10 thoughts on “Redistricting Commission Tentatively Approves Final Maps”

  1. or are there only 4 board of equalization districts on that map? i though there were supposed to be 5. did i imagine that?

  2. I didn’t get anyone wanting to talk about the new maps. So I’ll try again. I live in Ojai and I’m really liking the 24th Congressional District, the 19th State Senate, and the 37th Assembly. It looks to me that we may be able to replace three Republicans with three Democrats! It looks like Das Williams of the 35th Assembly seat will have to shift and run in the 37th.

  3. It looks like the map may be pitting Mike Thompson against George Miller.  That should be an interesting race.  If we get to keep Miller and trade Thompson for Jared Huffman I would call that a deal.

  4. Now that Nevada County will be freed of NO REPRESENTATION – Tom McClintock represents the Tea Party and apparently his own universe, certainly not the general population in CD-04 – I am hearing that Tom McClintock will be Carpetbagging again for the new district (Foothills, I think) as he does not live in the new district, either.
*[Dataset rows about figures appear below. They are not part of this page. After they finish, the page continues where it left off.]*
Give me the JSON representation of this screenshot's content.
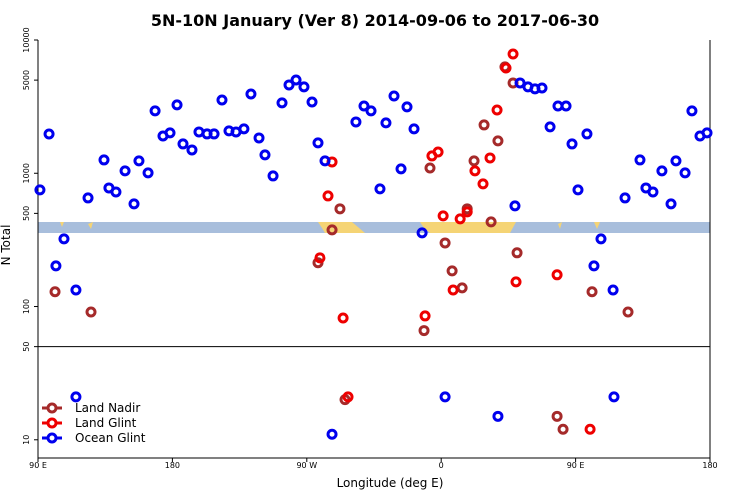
{
  "chart_data": {
    "type": "scatter",
    "title": "5N-10N January (Ver 8)   2014-09-06 to 2017-06-30",
    "x_label": "Longitude (deg E)",
    "y_label": "N Total",
    "log_y": true,
    "reference_line": 50,
    "legend": "bottom-left",
    "xlim": [
      90,
      540
    ],
    "ylim": [
      7.3,
      10000
    ],
    "xticks": [
      {
        "value": 90,
        "label": "90 E"
      },
      {
        "value": 180,
        "label": "180"
      },
      {
        "value": 270,
        "label": "90 W"
      },
      {
        "value": 360,
        "label": "0"
      },
      {
        "value": 450,
        "label": "90 E"
      },
      {
        "value": 540,
        "label": "180"
      }
    ],
    "yticks": [
      10,
      50,
      100,
      500,
      1000,
      5000,
      10000
    ],
    "series": [
      {
        "name": "Land Nadir",
        "color": "#a52a2a",
        "x": [
          101.4,
          125.5,
          277.5,
          286.9,
          292.2,
          295.6,
          348.5,
          352.5,
          362.6,
          367.3,
          374.0,
          377.4,
          382.0,
          388.7,
          393.4,
          398.0,
          402.7,
          408.1,
          410.8,
          437.6,
          441.6,
          461.0,
          485.1
        ],
        "values": [
          129,
          91,
          213,
          376,
          541,
          20,
          66,
          1096,
          300,
          185,
          138,
          541,
          1239,
          2305,
          432,
          1750,
          6281,
          4761,
          253,
          15,
          12,
          129,
          91
        ]
      },
      {
        "name": "Land Glint",
        "color": "#ee0000",
        "x": [
          286.9,
          284.2,
          278.8,
          294.3,
          297.6,
          349.2,
          353.8,
          357.9,
          361.3,
          368.0,
          372.7,
          377.4,
          382.6,
          388.0,
          392.7,
          397.4,
          403.4,
          408.1,
          410.1,
          437.6,
          459.7
        ],
        "values": [
          1216,
          676,
          232,
          82,
          21,
          85,
          1349,
          1445,
          479,
          133,
          455,
          513,
          1042,
          832,
          1303,
          2985,
          6166,
          7852,
          153,
          173,
          12
        ]
      },
      {
        "name": "Ocean Glint",
        "color": "#0000ee",
        "x": [
          91.3,
          97.4,
          102,
          107.4,
          115.4,
          115.4,
          123.5,
          134.2,
          137.5,
          142.2,
          148.3,
          154.3,
          157.6,
          163.7,
          168.4,
          173.7,
          178.4,
          183.1,
          187.1,
          193.1,
          197.8,
          203.2,
          207.9,
          213.2,
          217.9,
          222.6,
          227.9,
          232.6,
          238.0,
          242.0,
          247.4,
          253.4,
          258.1,
          262.8,
          268.1,
          273.5,
          277.5,
          282.2,
          286.9,
          302.9,
          308.3,
          313.0,
          319.0,
          323.0,
          328.4,
          333.1,
          337.1,
          341.8,
          347.2,
          362.6,
          398.0,
          409.4,
          412.8,
          418.1,
          422.8,
          427.5,
          432.9,
          438.2,
          443.6,
          447.6,
          451.6,
          457.6,
          462.3,
          467.0,
          475.1,
          475.7,
          483.1,
          493.1,
          497.1,
          501.8,
          507.8,
          513.9,
          517.2,
          523.3,
          527.9,
          533.3,
          538.0
        ],
        "values": [
          750,
          1970,
          202,
          322,
          133,
          21,
          653,
          1259,
          776,
          724,
          1042,
          589,
          1239,
          1007,
          2938,
          1905,
          2008,
          3258,
          1660,
          1496,
          2042,
          1973,
          1973,
          3548,
          2080,
          2042,
          2153,
          3936,
          1841,
          1374,
          955,
          3373,
          4600,
          5012,
          4446,
          3428,
          1690,
          1239,
          11,
          2427,
          3199,
          2938,
          763,
          2387,
          3802,
          1079,
          3147,
          2153,
          357,
          21,
          15,
          569,
          4761,
          4446,
          4295,
          4365,
          2228,
          3199,
          3199,
          1660,
          750,
          1973,
          202,
          322,
          133,
          21,
          653,
          1259,
          776,
          724,
          1042,
          589,
          1239,
          1007,
          2938,
          1905,
          2008
        ]
      }
    ]
  }
}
    IMHO, having Tom return to Congress in 2012 is a HUGE mistake. It didn’t take him long for Congress to act almost exactly as our State Republican Senators and Assemblypersons.

    If I had the power I would direct the California Democratic Party to spend whatever it takes to get a highly qualified Democrat and the bankroll to make the new district DEMOCRATIC. Favor Republican, is said of the new Foothllls district. Favor is not a given. Anyone in the Democratic Party reading this? 🙂

    One last thing, a shortfall of the current County democratic CCC is that they do not coordinate by Congressional or State districts. That has to happen as you will not win a single close race if every county dies its own thing vs Republican candidates. Ponder that for a while!
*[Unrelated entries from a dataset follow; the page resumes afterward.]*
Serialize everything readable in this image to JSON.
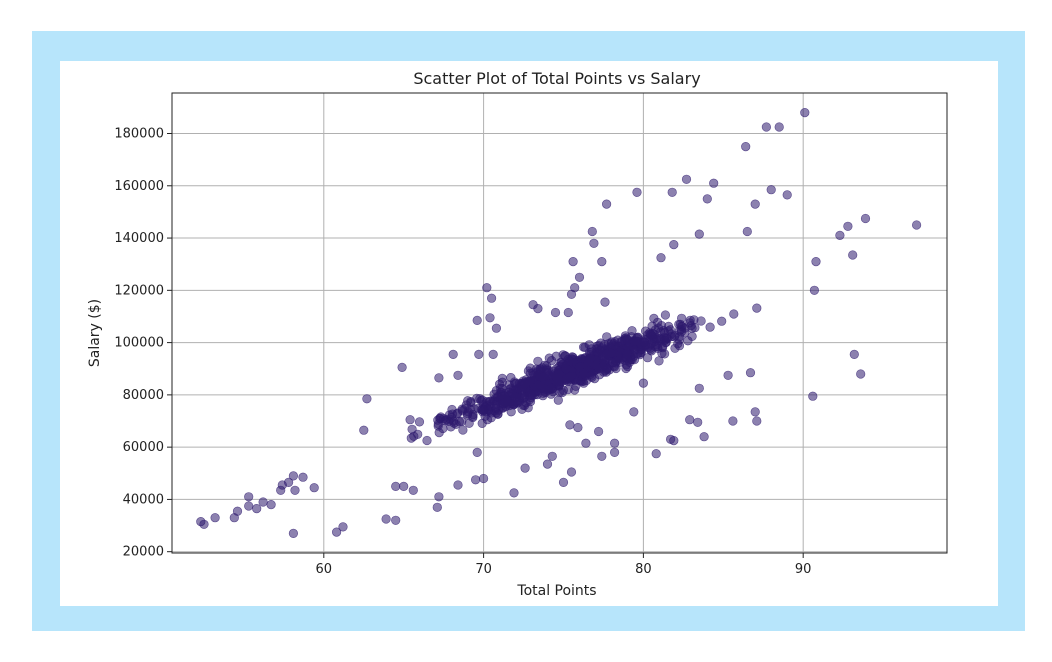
{
  "chart_data": {
    "type": "scatter",
    "title": "Scatter Plot of Total Points vs Salary",
    "xlabel": "Total Points",
    "ylabel": "Salary ($)",
    "xlim": [
      50.5,
      99
    ],
    "ylim": [
      19500,
      195500
    ],
    "xticks": [
      60,
      70,
      80,
      90
    ],
    "yticks": [
      20000,
      40000,
      60000,
      80000,
      100000,
      120000,
      140000,
      160000,
      180000
    ],
    "grid": true,
    "marker_color": "#2e1a6e",
    "marker_opacity": 0.55,
    "trend": {
      "slope": 2450,
      "intercept": -96000,
      "note_points_estimated": true
    },
    "outliers": [
      {
        "x": 90.1,
        "y": 188000
      },
      {
        "x": 87.7,
        "y": 182500
      },
      {
        "x": 88.5,
        "y": 182500
      },
      {
        "x": 86.4,
        "y": 175000
      },
      {
        "x": 82.7,
        "y": 162500
      },
      {
        "x": 84.4,
        "y": 161000
      },
      {
        "x": 88.0,
        "y": 158500
      },
      {
        "x": 79.6,
        "y": 157500
      },
      {
        "x": 81.8,
        "y": 157500
      },
      {
        "x": 89.0,
        "y": 156500
      },
      {
        "x": 84.0,
        "y": 155000
      },
      {
        "x": 87.0,
        "y": 153000
      },
      {
        "x": 77.7,
        "y": 153000
      },
      {
        "x": 75.6,
        "y": 131000
      },
      {
        "x": 77.4,
        "y": 131000
      },
      {
        "x": 81.1,
        "y": 132500
      },
      {
        "x": 76.8,
        "y": 142500
      },
      {
        "x": 83.5,
        "y": 141500
      },
      {
        "x": 86.5,
        "y": 142500
      },
      {
        "x": 76.9,
        "y": 138000
      },
      {
        "x": 81.9,
        "y": 137500
      },
      {
        "x": 76.0,
        "y": 125000
      },
      {
        "x": 70.2,
        "y": 121000
      },
      {
        "x": 70.5,
        "y": 117000
      },
      {
        "x": 69.6,
        "y": 108500
      },
      {
        "x": 70.4,
        "y": 109500
      },
      {
        "x": 70.8,
        "y": 105500
      },
      {
        "x": 73.1,
        "y": 114500
      },
      {
        "x": 73.4,
        "y": 113000
      },
      {
        "x": 74.5,
        "y": 111500
      },
      {
        "x": 75.3,
        "y": 111500
      },
      {
        "x": 75.7,
        "y": 121000
      },
      {
        "x": 75.5,
        "y": 118500
      },
      {
        "x": 77.6,
        "y": 115500
      },
      {
        "x": 68.1,
        "y": 95500
      },
      {
        "x": 69.7,
        "y": 95500
      },
      {
        "x": 70.6,
        "y": 95500
      },
      {
        "x": 67.2,
        "y": 86500
      },
      {
        "x": 68.4,
        "y": 87500
      },
      {
        "x": 64.9,
        "y": 90500
      },
      {
        "x": 62.7,
        "y": 78500
      },
      {
        "x": 65.4,
        "y": 70500
      },
      {
        "x": 62.5,
        "y": 66500
      },
      {
        "x": 69.6,
        "y": 58000
      },
      {
        "x": 72.6,
        "y": 52000
      },
      {
        "x": 71.9,
        "y": 42500
      },
      {
        "x": 75.0,
        "y": 46500
      },
      {
        "x": 75.5,
        "y": 50500
      },
      {
        "x": 74.0,
        "y": 53500
      },
      {
        "x": 74.3,
        "y": 56500
      },
      {
        "x": 75.4,
        "y": 68500
      },
      {
        "x": 75.9,
        "y": 67500
      },
      {
        "x": 77.2,
        "y": 66000
      },
      {
        "x": 76.4,
        "y": 61500
      },
      {
        "x": 77.4,
        "y": 56500
      },
      {
        "x": 78.2,
        "y": 58000
      },
      {
        "x": 78.2,
        "y": 61500
      },
      {
        "x": 80.8,
        "y": 57500
      },
      {
        "x": 81.7,
        "y": 63000
      },
      {
        "x": 81.9,
        "y": 62500
      },
      {
        "x": 79.4,
        "y": 73500
      },
      {
        "x": 80.0,
        "y": 84500
      },
      {
        "x": 82.9,
        "y": 70500
      },
      {
        "x": 83.4,
        "y": 69500
      },
      {
        "x": 83.8,
        "y": 64000
      },
      {
        "x": 83.5,
        "y": 82500
      },
      {
        "x": 85.3,
        "y": 87500
      },
      {
        "x": 85.6,
        "y": 70000
      },
      {
        "x": 86.7,
        "y": 88500
      },
      {
        "x": 87.0,
        "y": 73500
      },
      {
        "x": 87.1,
        "y": 70000
      },
      {
        "x": 90.6,
        "y": 79500
      },
      {
        "x": 93.2,
        "y": 95500
      },
      {
        "x": 93.6,
        "y": 88000
      },
      {
        "x": 90.7,
        "y": 120000
      },
      {
        "x": 97.1,
        "y": 145000
      },
      {
        "x": 93.9,
        "y": 147500
      },
      {
        "x": 92.8,
        "y": 144500
      },
      {
        "x": 92.3,
        "y": 141000
      },
      {
        "x": 93.1,
        "y": 133500
      },
      {
        "x": 90.8,
        "y": 131000
      },
      {
        "x": 58.1,
        "y": 27000
      },
      {
        "x": 60.8,
        "y": 27500
      },
      {
        "x": 61.2,
        "y": 29500
      },
      {
        "x": 63.9,
        "y": 32500
      },
      {
        "x": 64.5,
        "y": 32000
      },
      {
        "x": 64.5,
        "y": 45000
      },
      {
        "x": 65.0,
        "y": 45000
      },
      {
        "x": 65.6,
        "y": 43500
      },
      {
        "x": 67.1,
        "y": 37000
      },
      {
        "x": 67.2,
        "y": 41000
      },
      {
        "x": 68.4,
        "y": 45500
      },
      {
        "x": 69.5,
        "y": 47500
      },
      {
        "x": 70.0,
        "y": 48000
      },
      {
        "x": 52.3,
        "y": 31500
      },
      {
        "x": 52.5,
        "y": 30500
      },
      {
        "x": 53.2,
        "y": 33000
      },
      {
        "x": 54.4,
        "y": 33000
      },
      {
        "x": 54.6,
        "y": 35500
      },
      {
        "x": 55.3,
        "y": 41000
      },
      {
        "x": 55.3,
        "y": 37500
      },
      {
        "x": 55.8,
        "y": 36500
      },
      {
        "x": 56.2,
        "y": 39000
      },
      {
        "x": 56.7,
        "y": 38000
      },
      {
        "x": 57.3,
        "y": 43500
      },
      {
        "x": 57.4,
        "y": 45500
      },
      {
        "x": 57.8,
        "y": 46500
      },
      {
        "x": 58.1,
        "y": 49000
      },
      {
        "x": 58.2,
        "y": 43500
      },
      {
        "x": 58.7,
        "y": 48500
      },
      {
        "x": 59.4,
        "y": 44500
      }
    ]
  }
}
  5. Some folks are pleased as punch that the new maps “make sense” by reducing gerrymandering, others see the new maps as the pathways to a different ratio of Dems/GOP in the Legislature, and still others are delighted that some incumbents will have to move or retire.

    To me, it’s all pretty much the same. The lines that bisect and wiggle thru my community mean my family and our neighbors will continue to be ignored by our Legislators and Congressional Reps. We (me and 100K others) live in an old, fully-urbanized unincorporated community. The blunt knife of redistricting always trims the crust off the bread of the sandwich in a ragged sort of way by ripping through unincorporated urban edge areas like ours. The new CD lines, for example, meander all over the middle of my neighborhood, running a block up one street then u-turning down another block. Several streets within our neighborhood have houses in one CD on one side of the street and another CD on the other side of the same street, but only for a block or two.

    Our neighborhood and our community know from long experience that Legislators and Congress Critters don’t waste their time caring about constituents who live along the squiggly edges of their Districts. Our “community of interests” doesn’t matter.